Many viruses that cause significant human, animal and agricultural diseases utilize programmed −1 ribosomal frameshifting to regulate the production of their structural and enzymatic proteins (Table 1). Altering the frameshifting efficiencies disrupts the virus' life cycle, eliminating or reducing virus production. Programmed −1 ribosomal frameshifting should be an excellent target for compounds that function as antiviral agents, because it is predominantly utilized by these viruses to regulate gene expression. Small changes in ribosomal frameshift efficiencies can be achieved at sublethal concentrations of the chosen compounds, so that subtle modulations of the host-cellular translation machinery results in alteration of frameshifting efficiencies and virus loss. Importantly, because the correct efficiency of ribosomal frameshifting is determined in part by the host-cellular translational apparatus, and owing to the complex nature of the programmed −1 ribosomal frameshift signal, compensatory viral mutations will not be easily generated, greatly reducing the likelihood of drug-resistant variants.

A series of rapid and inexpensive yeast-based assay systems have been developed to identify compounds that alter the efficiency of programmed -1 ribosomal frameshifting and cure yeast cells of an endogenous virus. Clearly, more work is required to determine whether these compounds can be used as therapeutic agents for human viral diseases. The list of viruses that utilize programmed −1 ribosomal frameshifting includes HIV, the causative agent of AIDS; this demonstrates the value of identifying agents that function to affect programmed frameshifting and reduce viral titres. The results and assays presented here describe a new target to fight against viral disease and outline rapid, cost-effective approaches to identify potential antiviral agents that can be further characterized for their therapeutic value.
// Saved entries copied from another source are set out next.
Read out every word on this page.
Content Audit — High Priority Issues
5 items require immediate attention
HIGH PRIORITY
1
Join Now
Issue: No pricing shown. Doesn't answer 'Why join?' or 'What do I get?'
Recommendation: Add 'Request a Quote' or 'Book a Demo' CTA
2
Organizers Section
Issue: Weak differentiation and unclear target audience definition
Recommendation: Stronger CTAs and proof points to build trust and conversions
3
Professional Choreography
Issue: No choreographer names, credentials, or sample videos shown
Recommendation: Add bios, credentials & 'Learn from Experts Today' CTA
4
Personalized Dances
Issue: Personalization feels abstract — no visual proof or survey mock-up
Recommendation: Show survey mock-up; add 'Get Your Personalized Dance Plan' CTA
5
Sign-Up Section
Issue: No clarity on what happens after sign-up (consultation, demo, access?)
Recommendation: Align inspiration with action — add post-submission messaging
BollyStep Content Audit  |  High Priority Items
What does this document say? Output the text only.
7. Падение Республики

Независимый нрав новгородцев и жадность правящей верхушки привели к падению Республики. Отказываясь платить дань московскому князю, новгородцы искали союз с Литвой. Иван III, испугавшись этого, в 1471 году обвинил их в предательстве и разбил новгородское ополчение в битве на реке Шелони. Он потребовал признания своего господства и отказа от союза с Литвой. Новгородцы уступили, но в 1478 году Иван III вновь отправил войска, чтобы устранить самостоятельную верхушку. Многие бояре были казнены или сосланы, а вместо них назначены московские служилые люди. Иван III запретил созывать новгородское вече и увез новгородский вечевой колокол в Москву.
Interestingly, although the compounds described here have been previously demonstrated to have antibiotic function, there is also an alternative strategy for their use as potential antiviral agents. The key will be to use these agents to modulate the host-cellular translation machinery, rather than completely inhibit its function. Thus, these well-studied compounds that have been invaluable in bacterial infections may also now be utilized in a new arena in the fight against viral diseases.